Her first real food was couscous. I love making it since it is so simple and can be served as a side dish or a main dish. I do not follow a particular recipe… I just make it up depending on the ingredients that I crave. This time I added some olive oil, lime juice, olives, spinach, roasted tomatoes, salt, black pepper, goat feta cheese, and alleppo pepper (I love this pepper! If you have a Penzeys near you, grab some and sprinkle it on anything that you desire. It’s delicious!). I was not sure what Julia was going to make of the dish. She just loved it!!

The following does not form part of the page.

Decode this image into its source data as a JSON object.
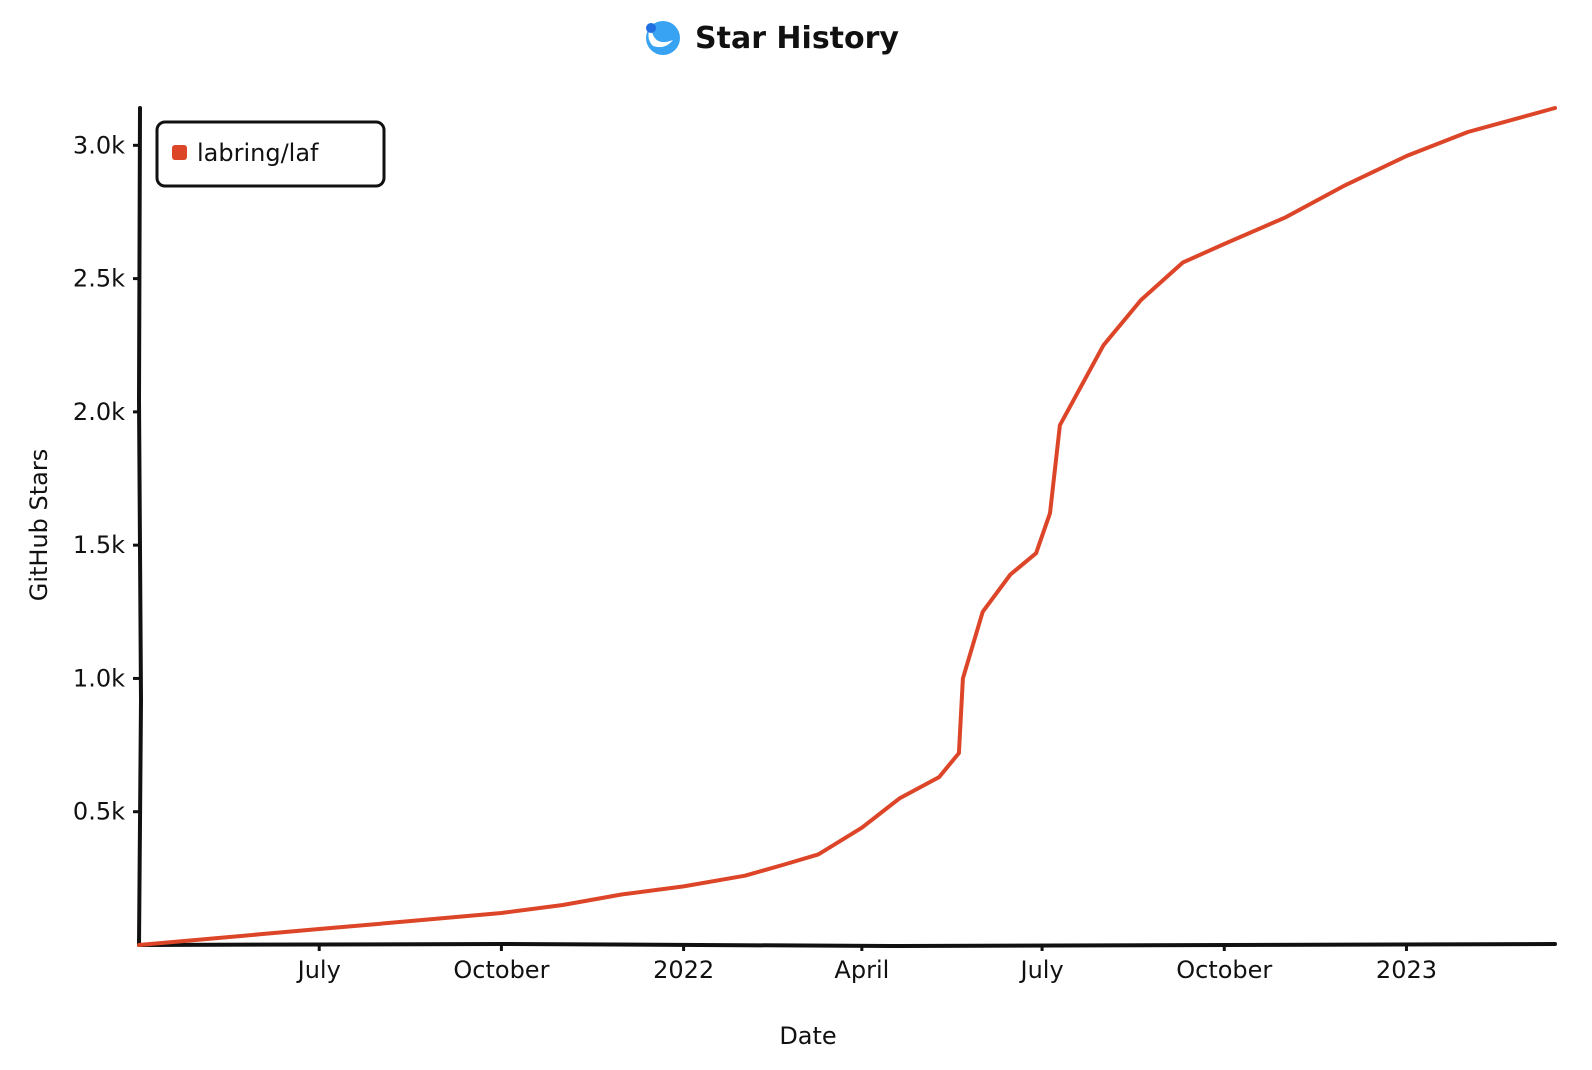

The next dish that I made was a potato salad. This is another simple side dish that I love to make and it is a little more interesting than your typical potato salad. I found the recipe in the Lucid Food cookbook. It includes potatoes, pesto, olives, and hard boiled eggs. I did not make my own pesto this time. Also, since Julia cannot have eggs, I did not include them in the entire dish. I also added some avocado on top for all of us. Julia loved it since I gave her pieces of potatoes and avocados to feed herself (she loves feeding herself!). Another success!

Next up was a pasta with a chicken broth and shallot based sauce, kale, peas, and goat cheese. Since the pasta was not too soft, I did not think that Julia would be able to eat it, so I chopped it a bit with the rest of the ingredients. She loved this too! I was so excited that she liked the kale! Good thing, since she will be eating plenty of that in her lifetime! :)

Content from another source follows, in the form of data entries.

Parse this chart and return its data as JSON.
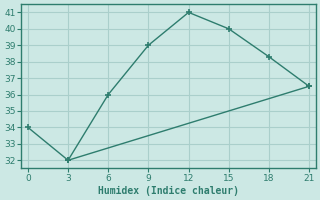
{
  "line1_x": [
    0,
    3,
    6,
    9,
    12,
    15,
    18,
    21
  ],
  "line1_y": [
    34,
    32,
    36,
    39,
    41,
    40,
    38.3,
    36.5
  ],
  "line2_x": [
    3,
    21
  ],
  "line2_y": [
    32,
    36.5
  ],
  "color": "#2e7d6e",
  "bg_color": "#cce8e4",
  "grid_color": "#aacfcb",
  "xlabel": "Humidex (Indice chaleur)",
  "xlim": [
    -0.5,
    21.5
  ],
  "ylim": [
    31.5,
    41.5
  ],
  "xticks": [
    0,
    3,
    6,
    9,
    12,
    15,
    18,
    21
  ],
  "yticks": [
    32,
    33,
    34,
    35,
    36,
    37,
    38,
    39,
    40,
    41
  ],
  "marker": "+"
}
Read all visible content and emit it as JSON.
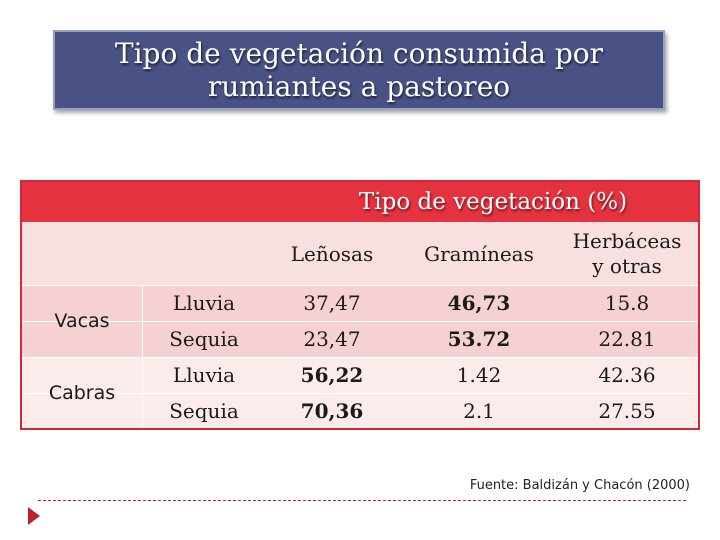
{
  "title": {
    "line1": "Tipo de vegetación consumida por",
    "line2": "rumiantes a pastoreo"
  },
  "table": {
    "group_header": "Tipo de vegetación (%)",
    "columns": {
      "lenosas": "Leñosas",
      "gramineas": "Gramíneas",
      "herbaceas_line1": "Herbáceas",
      "herbaceas_line2": "y otras"
    },
    "groups": [
      {
        "animal": "Vacas",
        "rows": [
          {
            "season": "Lluvia",
            "lenosas": "37,47",
            "gramineas": "46,73",
            "herbaceas": "15.8"
          },
          {
            "season": "Sequia",
            "lenosas": "23,47",
            "gramineas": "53.72",
            "herbaceas": "22.81"
          }
        ]
      },
      {
        "animal": "Cabras",
        "rows": [
          {
            "season": "Lluvia",
            "lenosas": "56,22",
            "gramineas": "1.42",
            "herbaceas": "42.36"
          },
          {
            "season": "Sequia",
            "lenosas": "70,36",
            "gramineas": "2.1",
            "herbaceas": "27.55"
          }
        ]
      }
    ]
  },
  "source": "Fuente: Baldizán y Chacón (2000)",
  "colors": {
    "title_bg": "#4a5285",
    "header_red": "#e5323f",
    "row_pink": "#f5d1d3",
    "row_light": "#fbebeb",
    "accent": "#c21f2c"
  }
}
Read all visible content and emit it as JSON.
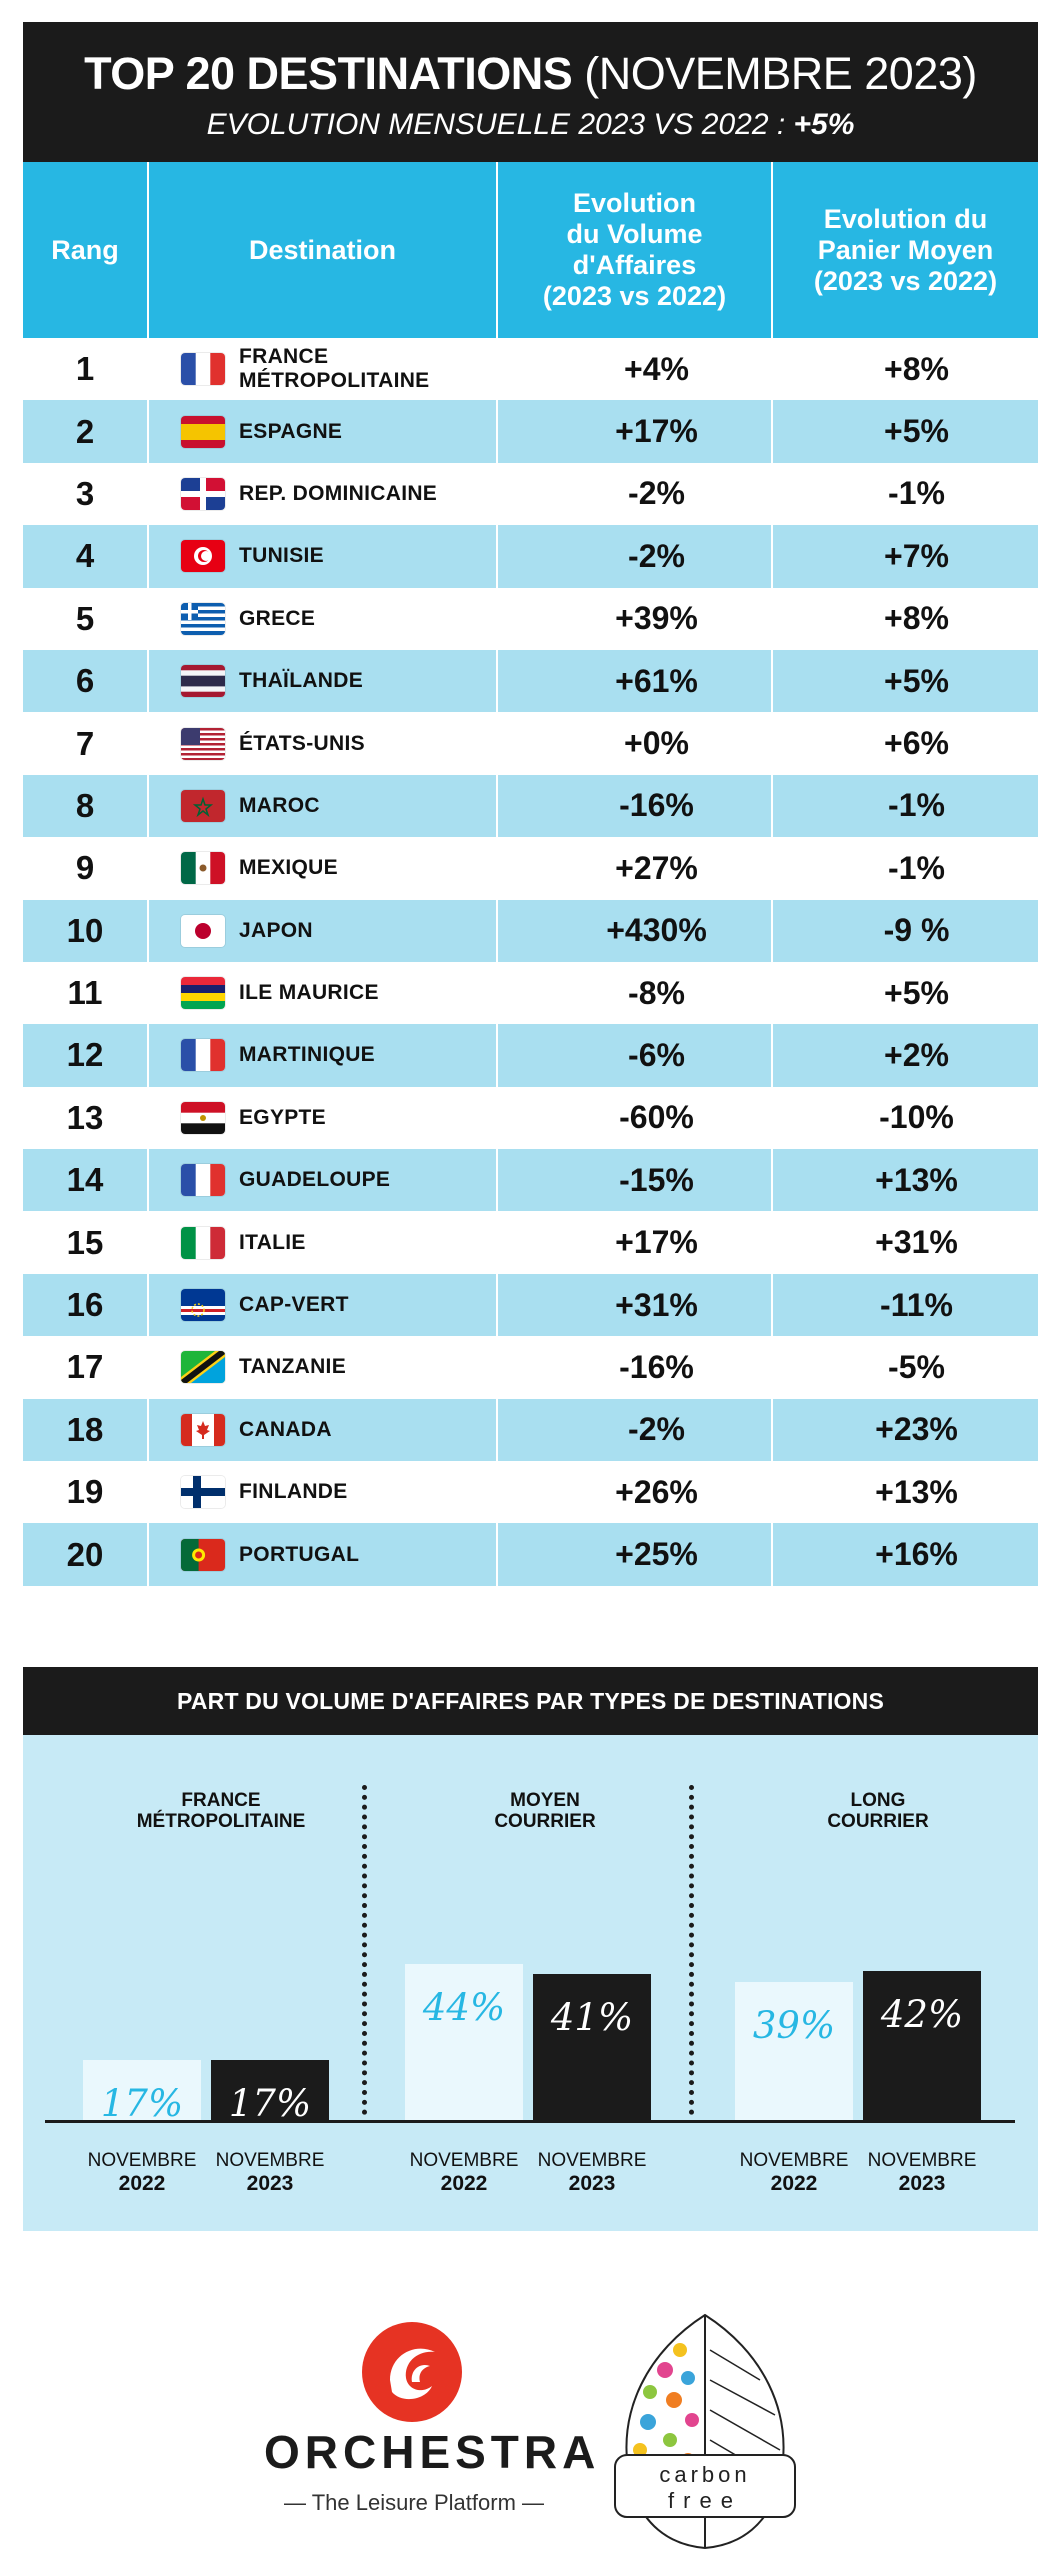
{
  "header": {
    "title_main": "TOP 20 DESTINATIONS",
    "title_period": "(NOVEMBRE 2023)",
    "subtitle": "EVOLUTION MENSUELLE 2023 VS 2022 :",
    "subtitle_value": "+5%"
  },
  "table": {
    "headers": {
      "rank": "Rang",
      "destination": "Destination",
      "volume": [
        "Evolution",
        "du Volume",
        "d'Affaires",
        "(2023 vs 2022)"
      ],
      "basket": [
        "Evolution du",
        "Panier Moyen",
        "(2023 vs 2022)"
      ]
    },
    "rows": [
      {
        "rank": "1",
        "destination": "France Métropolitaine",
        "volume": "+4%",
        "basket": "+8%",
        "flag": "france"
      },
      {
        "rank": "2",
        "destination": "Espagne",
        "volume": "+17%",
        "basket": "+5%",
        "flag": "spain"
      },
      {
        "rank": "3",
        "destination": "Rep. Dominicaine",
        "volume": "-2%",
        "basket": "-1%",
        "flag": "dominican"
      },
      {
        "rank": "4",
        "destination": "Tunisie",
        "volume": "-2%",
        "basket": "+7%",
        "flag": "tunisia"
      },
      {
        "rank": "5",
        "destination": "Grece",
        "volume": "+39%",
        "basket": "+8%",
        "flag": "greece"
      },
      {
        "rank": "6",
        "destination": "Thaïlande",
        "volume": "+61%",
        "basket": "+5%",
        "flag": "thailand"
      },
      {
        "rank": "7",
        "destination": "États-Unis",
        "volume": "+0%",
        "basket": "+6%",
        "flag": "usa"
      },
      {
        "rank": "8",
        "destination": "Maroc",
        "volume": "-16%",
        "basket": "-1%",
        "flag": "morocco"
      },
      {
        "rank": "9",
        "destination": "Mexique",
        "volume": "+27%",
        "basket": "-1%",
        "flag": "mexico"
      },
      {
        "rank": "10",
        "destination": "Japon",
        "volume": "+430%",
        "basket": "-9 %",
        "flag": "japan"
      },
      {
        "rank": "11",
        "destination": "Ile Maurice",
        "volume": "-8%",
        "basket": "+5%",
        "flag": "mauritius"
      },
      {
        "rank": "12",
        "destination": "Martinique",
        "volume": "-6%",
        "basket": "+2%",
        "flag": "france"
      },
      {
        "rank": "13",
        "destination": "Egypte",
        "volume": "-60%",
        "basket": "-10%",
        "flag": "egypt"
      },
      {
        "rank": "14",
        "destination": "Guadeloupe",
        "volume": "-15%",
        "basket": "+13%",
        "flag": "france"
      },
      {
        "rank": "15",
        "destination": "Italie",
        "volume": "+17%",
        "basket": "+31%",
        "flag": "italy"
      },
      {
        "rank": "16",
        "destination": "Cap-Vert",
        "volume": "+31%",
        "basket": "-11%",
        "flag": "capeverde"
      },
      {
        "rank": "17",
        "destination": "Tanzanie",
        "volume": "-16%",
        "basket": "-5%",
        "flag": "tanzania"
      },
      {
        "rank": "18",
        "destination": "Canada",
        "volume": "-2%",
        "basket": "+23%",
        "flag": "canada"
      },
      {
        "rank": "19",
        "destination": "Finlande",
        "volume": "+26%",
        "basket": "+13%",
        "flag": "finland"
      },
      {
        "rank": "20",
        "destination": "Portugal",
        "volume": "+25%",
        "basket": "+16%",
        "flag": "portugal"
      }
    ]
  },
  "panel": {
    "title": "PART DU VOLUME D'AFFAIRES PAR TYPES DE DESTINATIONS"
  },
  "chart_data": {
    "type": "bar",
    "title": "PART DU VOLUME D'AFFAIRES PAR TYPES DE DESTINATIONS",
    "unit": "%",
    "groups": [
      {
        "name": [
          "FRANCE",
          "MÉTROPOLITAINE"
        ],
        "values": [
          17,
          17
        ],
        "labels": [
          "17%",
          "17%"
        ]
      },
      {
        "name": [
          "MOYEN",
          "COURRIER"
        ],
        "values": [
          44,
          41
        ],
        "labels": [
          "44%",
          "41%"
        ]
      },
      {
        "name": [
          "LONG",
          "COURRIER"
        ],
        "values": [
          39,
          42
        ],
        "labels": [
          "39%",
          "42%"
        ]
      }
    ],
    "series": [
      {
        "month": "NOVEMBRE",
        "year": "2022",
        "color": "#eaf8fd",
        "text_color": "#27b7e3"
      },
      {
        "month": "NOVEMBRE",
        "year": "2023",
        "color": "#1b1b1b",
        "text_color": "#ffffff"
      }
    ]
  },
  "footer": {
    "brand": "ORCHESTRA",
    "tagline": "— The Leisure Platform —",
    "partner_line1": "carbon",
    "partner_line2": "free"
  },
  "colors": {
    "accent": "#27b7e3",
    "row_alt": "#a9dff0",
    "panel_bg": "#c7eaf6",
    "dark": "#1b1b1b",
    "brand_red": "#e63323"
  }
}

The next dish was a little different. I was not sure if I wanted to feed Julia meat just yet. Since I do not eat meat or hardly ever cook it, I could not bare the thought of boiling chicken for her. And there was no way that I was going to get her the chicken dishes in the jar. That sounded even more appalling. Also, I cannot roast a chicken for the life of me. So what to do? Then a few weeks ago I found a recipe that sounded somewhat promising. I decided to give it a try. (I know!! Can you believe it!?!?) The dish includes chicken thighs, a few shallots, a pint of cherry tomatoes, 1/2 a cup or so of olives, fresh thyme, olive oil, salt, pepper, fresh mint, and feta. You roast the chicken with all the ingredients, minus the mint and feta. Once the chicken is done roasting, you add the mint and feta. The dish was delicious!! Since we loved it so much and it was easy to make, I decided to make it again and give some to Julia. She loved it too!

I must say that since I started feeding Julia regular food, my thoughts about dinner have changed a bit. I feel like I now have to think even harder about what dishes to make, since she cannot eat everything that we eat. For example, I tend to use nuts a lot in my cooking… specifically for pesto. But at the same time, I am super excited that she can now eat more of the things that we eat. It will definitely make it easier to not have to make multiple dinners for us. I also feel super lucky that she is such a good eater. Still to this day, she has only disliked bananas, pears, and cauliflower. If that is the extent of it, I have nothing to complain about, no?